Money and Exploitations
Creator: Ayuntamiento de Lousame
Source:
Archivo Municipal de Lousame, Secretaría-Correspondencia, caja 487
Date Created: 1937-08-05
Extent: 1 item
42.77336, -8.83296
Following the failure of the coup of 18 July, the rebels and their principal civilian allies used a battery of measures to obtain as many resources as possible to support the insurgents’ war effort and ensure their control over the rearguard. Those resources were acquired through gifts, collections, coercion, and fines, using ad hoc legal measures or without them. Some of these various measures were short lived; others were responses to the needs and opportunities that rose during the conflict, but they all also served as mechanisms for controlling the civilian population.

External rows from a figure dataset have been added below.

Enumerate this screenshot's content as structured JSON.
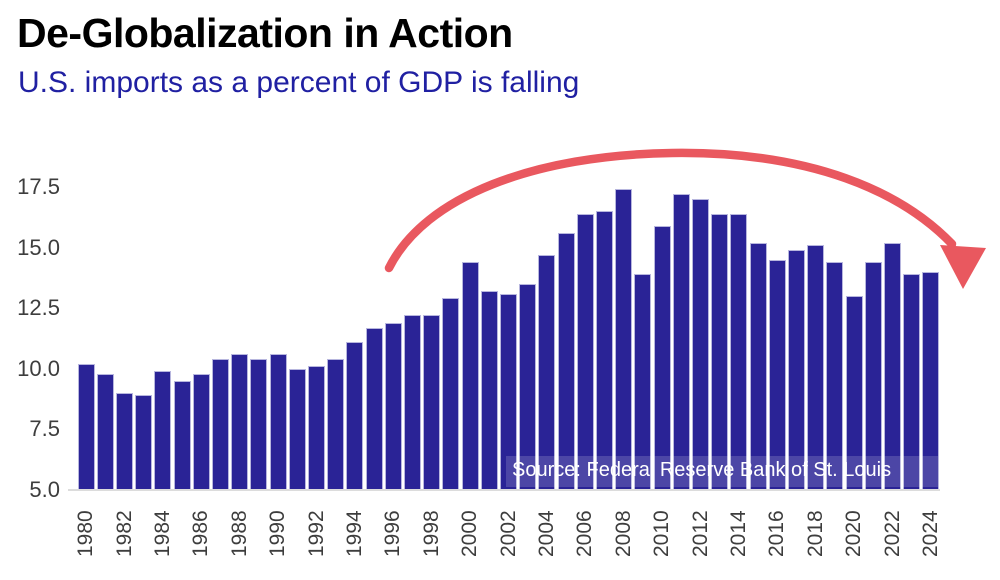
{
  "chart_data": {
    "type": "bar",
    "title": "De-Globalization in Action",
    "subtitle": "U.S. imports as a percent of GDP is falling",
    "source_note": "Source: Federal Reserve Bank of St. Louis",
    "xlabel": "",
    "ylabel": "",
    "x": [
      1980,
      1981,
      1982,
      1983,
      1984,
      1985,
      1986,
      1987,
      1988,
      1989,
      1990,
      1991,
      1992,
      1993,
      1994,
      1995,
      1996,
      1997,
      1998,
      1999,
      2000,
      2001,
      2002,
      2003,
      2004,
      2005,
      2006,
      2007,
      2008,
      2009,
      2010,
      2011,
      2012,
      2013,
      2014,
      2015,
      2016,
      2017,
      2018,
      2019,
      2020,
      2021,
      2022,
      2023,
      2024
    ],
    "values": [
      10.2,
      9.8,
      9.0,
      8.9,
      9.9,
      9.5,
      9.8,
      10.4,
      10.6,
      10.4,
      10.6,
      10.0,
      10.1,
      10.4,
      11.1,
      11.7,
      11.9,
      12.2,
      12.2,
      12.9,
      14.4,
      13.2,
      13.1,
      13.5,
      14.7,
      15.6,
      16.4,
      16.5,
      17.4,
      13.9,
      15.9,
      17.2,
      17.0,
      16.4,
      16.4,
      15.2,
      14.5,
      14.9,
      15.1,
      14.4,
      13.0,
      14.4,
      15.2,
      13.9,
      14.0
    ],
    "yticks": [
      5.0,
      7.5,
      10.0,
      12.5,
      15.0,
      17.5
    ],
    "ytick_labels": [
      "5.0",
      "7.5",
      "10.0",
      "12.5",
      "15.0",
      "17.5"
    ],
    "xtick_step": 2,
    "ylim": [
      5.0,
      19.0
    ],
    "grid": false,
    "legend": null,
    "annotation": "red curved arrow arcing from the mid-1990s rise over the 2008-2012 peak and pointing down at 2024"
  },
  "colors": {
    "background": "#ffffff",
    "title_text": "#000000",
    "subtitle_text": "#2020a2",
    "bar_fill": "#2a2396",
    "bar_border": "#b7b6de",
    "axis_text": "#3d3d3d",
    "axis_line": "#dcdcdc",
    "arrow": "#e9585f",
    "source_text": "#ffffff"
  }
}
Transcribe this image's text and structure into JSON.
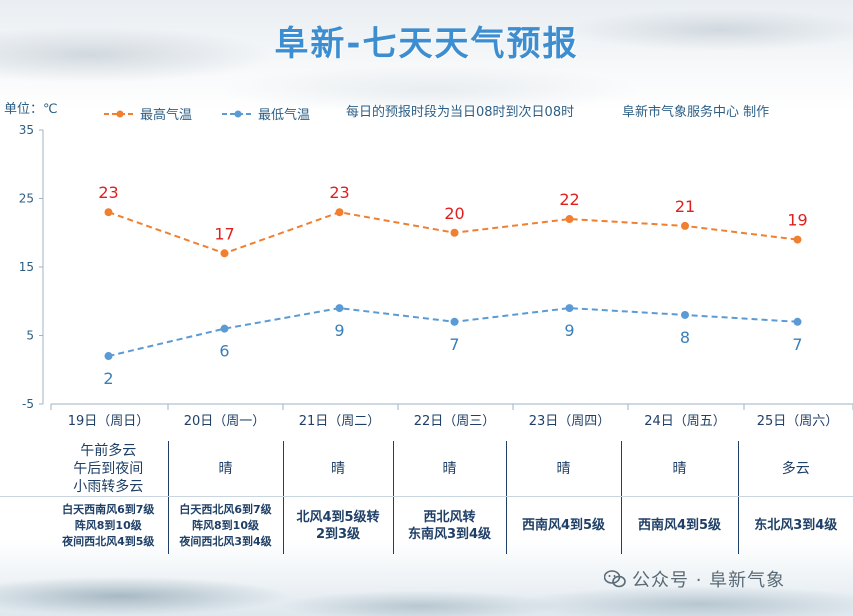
{
  "title": "阜新-七天天气预报",
  "unit_label": "单位：℃",
  "note": "每日的预报时段为当日08时到次日08时",
  "publisher": "阜新市气象服务中心 制作",
  "watermark": "公众号 · 阜新气象",
  "colors": {
    "high": "#f07f2f",
    "low": "#5b9bd5",
    "high_label": "#e0201f",
    "low_label": "#3a7fba",
    "title": "#3d8ed0"
  },
  "chart_data": {
    "type": "line",
    "categories": [
      "19日（周日）",
      "20日（周一）",
      "21日（周二）",
      "22日（周三）",
      "23日（周四）",
      "24日（周五）",
      "25日（周六）"
    ],
    "series": [
      {
        "name": "最高气温",
        "values": [
          23,
          17,
          23,
          20,
          22,
          21,
          19
        ]
      },
      {
        "name": "最低气温",
        "values": [
          2,
          6,
          9,
          7,
          9,
          8,
          7
        ]
      }
    ],
    "yticks": [
      35,
      25,
      15,
      5,
      -5
    ],
    "ylim": [
      -5,
      35
    ],
    "grid": false,
    "legend": "top-left"
  },
  "weather": [
    {
      "condition": "午前多云\n午后到夜间\n小雨转多云",
      "wind": "白天西南风6到7级\n阵风8到10级\n夜间西北风4到5级"
    },
    {
      "condition": "晴",
      "wind": "白天西北风6到7级\n阵风8到10级\n夜间西北风3到4级"
    },
    {
      "condition": "晴",
      "wind": "北风4到5级转\n2到3级"
    },
    {
      "condition": "晴",
      "wind": "西北风转\n东南风3到4级"
    },
    {
      "condition": "晴",
      "wind": "西南风4到5级"
    },
    {
      "condition": "晴",
      "wind": "西南风4到5级"
    },
    {
      "condition": "多云",
      "wind": "东北风3到4级"
    }
  ]
}
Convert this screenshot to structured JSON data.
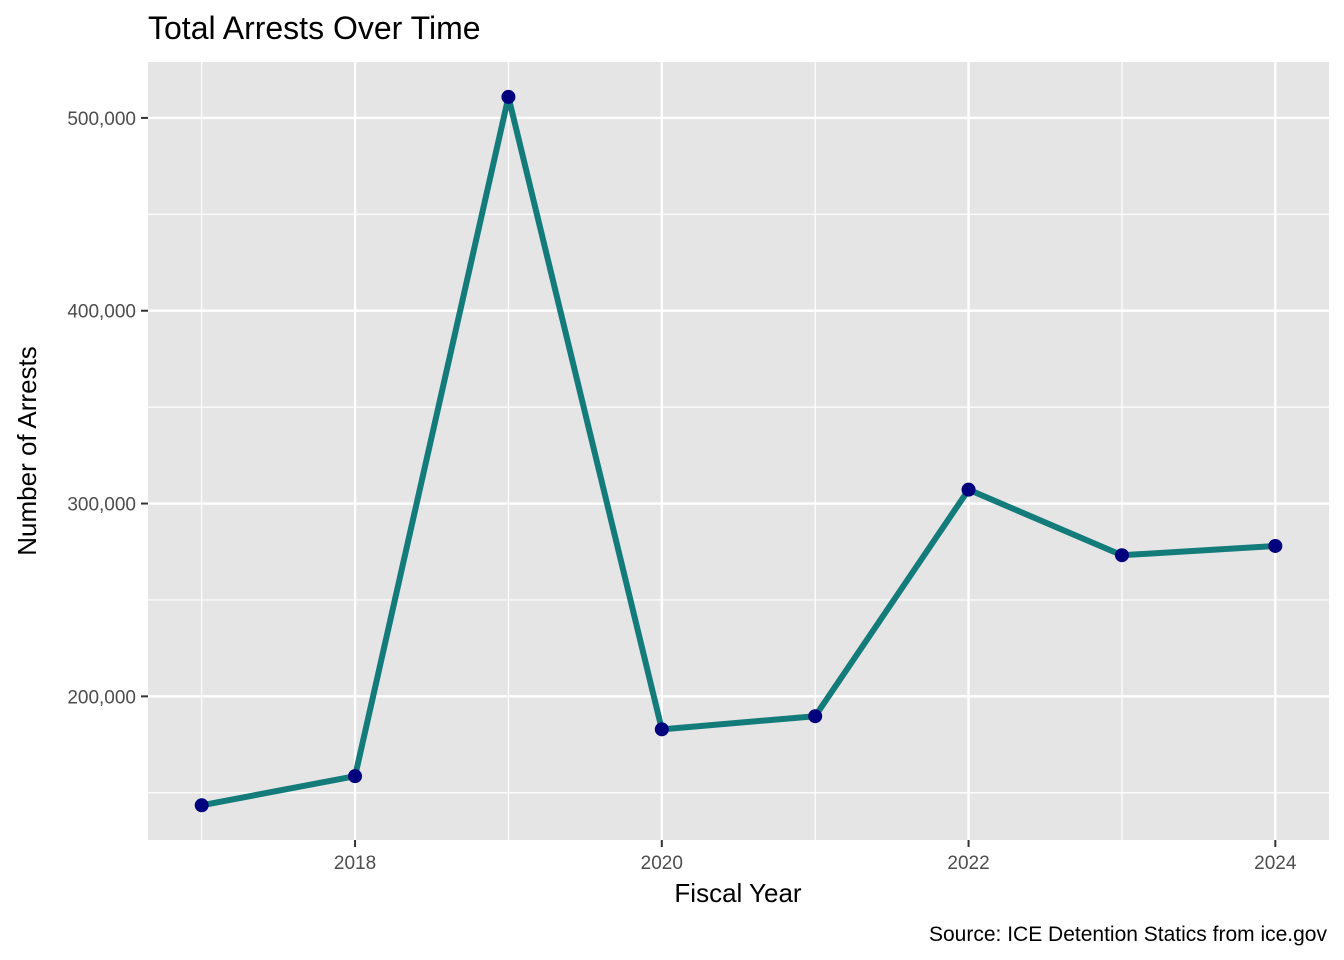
{
  "chart_data": {
    "type": "line",
    "title": "Total Arrests Over Time",
    "xlabel": "Fiscal Year",
    "ylabel": "Number of Arrests",
    "caption": "Source: ICE Detention Statics from ice.gov",
    "x": [
      2017,
      2018,
      2019,
      2020,
      2021,
      2022,
      2023,
      2024
    ],
    "series": [
      {
        "values": [
          143500,
          158600,
          510900,
          182900,
          189700,
          307200,
          273200,
          278000
        ]
      }
    ],
    "xlim": [
      2016.65,
      2024.35
    ],
    "ylim": [
      125500,
      529000
    ],
    "x_ticks": [
      2018,
      2020,
      2022,
      2024
    ],
    "x_tick_labels": [
      "2018",
      "2020",
      "2022",
      "2024"
    ],
    "x_minor_ticks": [
      2017,
      2019,
      2021,
      2023
    ],
    "y_ticks": [
      200000,
      300000,
      400000,
      500000
    ],
    "y_tick_labels": [
      "200,000",
      "300,000",
      "400,000",
      "500,000"
    ],
    "y_minor_ticks": [
      150000,
      250000,
      350000,
      450000
    ],
    "grid": true,
    "legend": "none",
    "colors": {
      "panel_background": "#e5e5e5",
      "grid": "#ffffff",
      "line": "#147b7b",
      "points": "#00007f"
    }
  }
}
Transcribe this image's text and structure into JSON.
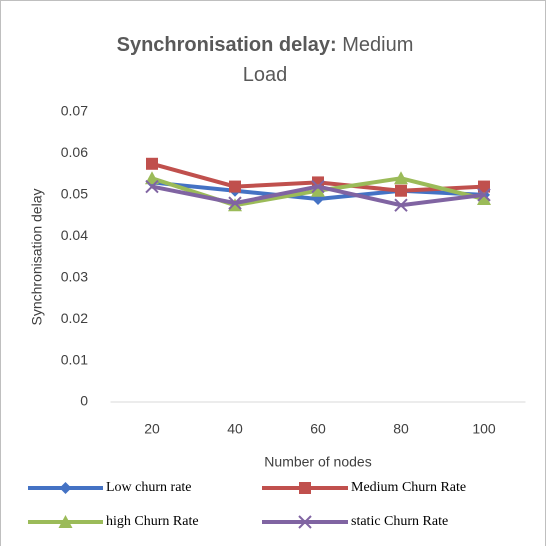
{
  "chart_data": {
    "type": "line",
    "title": "Synchronisation delay:",
    "subtitle": "Medium Load",
    "x_label": "Number of nodes",
    "y_label": "Synchronisation delay",
    "categories": [
      "20",
      "40",
      "60",
      "80",
      "100"
    ],
    "series": [
      {
        "name": "Low churn rate",
        "color": "#4472c4",
        "marker": "diamond",
        "values": [
          0.053,
          0.051,
          0.049,
          0.051,
          0.05
        ]
      },
      {
        "name": "Medium Churn Rate",
        "color": "#c0504d",
        "marker": "square",
        "values": [
          0.0575,
          0.052,
          0.053,
          0.051,
          0.052
        ]
      },
      {
        "name": "high Churn Rate",
        "color": "#9bbb59",
        "marker": "triangle",
        "values": [
          0.054,
          0.0475,
          0.051,
          0.054,
          0.049
        ]
      },
      {
        "name": "static Churn Rate",
        "color": "#8064a2",
        "marker": "x",
        "values": [
          0.052,
          0.048,
          0.052,
          0.0475,
          0.05
        ]
      }
    ],
    "ylim": [
      0,
      0.07
    ],
    "yticks": [
      0,
      0.01,
      0.02,
      0.03,
      0.04,
      0.05,
      0.06,
      0.07
    ],
    "grid": false,
    "legend": "bottom"
  }
}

The most emblematic example of this double benefit was probably the onerous couple of the “One Dish Meal Day” and the “Day Without Desert”. The former, which required people to eat a lunch consisting of one dish only on the 1st and 15th of each month and contribute the difference in cost from a full meal to help the poor, came first. It was followed by the latter whose takings were intended to pay soldiers or support soup kitchens for the poor, but widespread corruption meant that this was not always the case.
Contributions in cash or in kind, or the charitable collections, emblems and blue cards denoting a commitment to make regular donations to the Social Assistance organization were also important and exemplified this social control effect. With Galicia under rebel control, any generous support for the cause helped calm the nerves of people seeking guarantees of avoiding persecution or reprisals. There were also people who used donations as a means of social mobility, as well as those who donated out of simple ideological affinity.
Finally, there were the notorious confiscations and expropriations of property from individuals and organizations who fell under the capacious label of “supporters of the Popular Front”. Meeting rooms, printing presses, union halls and even Republican newspapers were all confiscated – with or without legal cover – and then auctioned off or taken over by forces aligned with the coup, such as the Falange. The confiscation of the Vigo newspaper El Pueblo Gallego that belonged to liberal politician and former prime minister of the Republic Manuel Portela Valladares which then became a mouthpiece of the Falange became a symbol of the new order of things.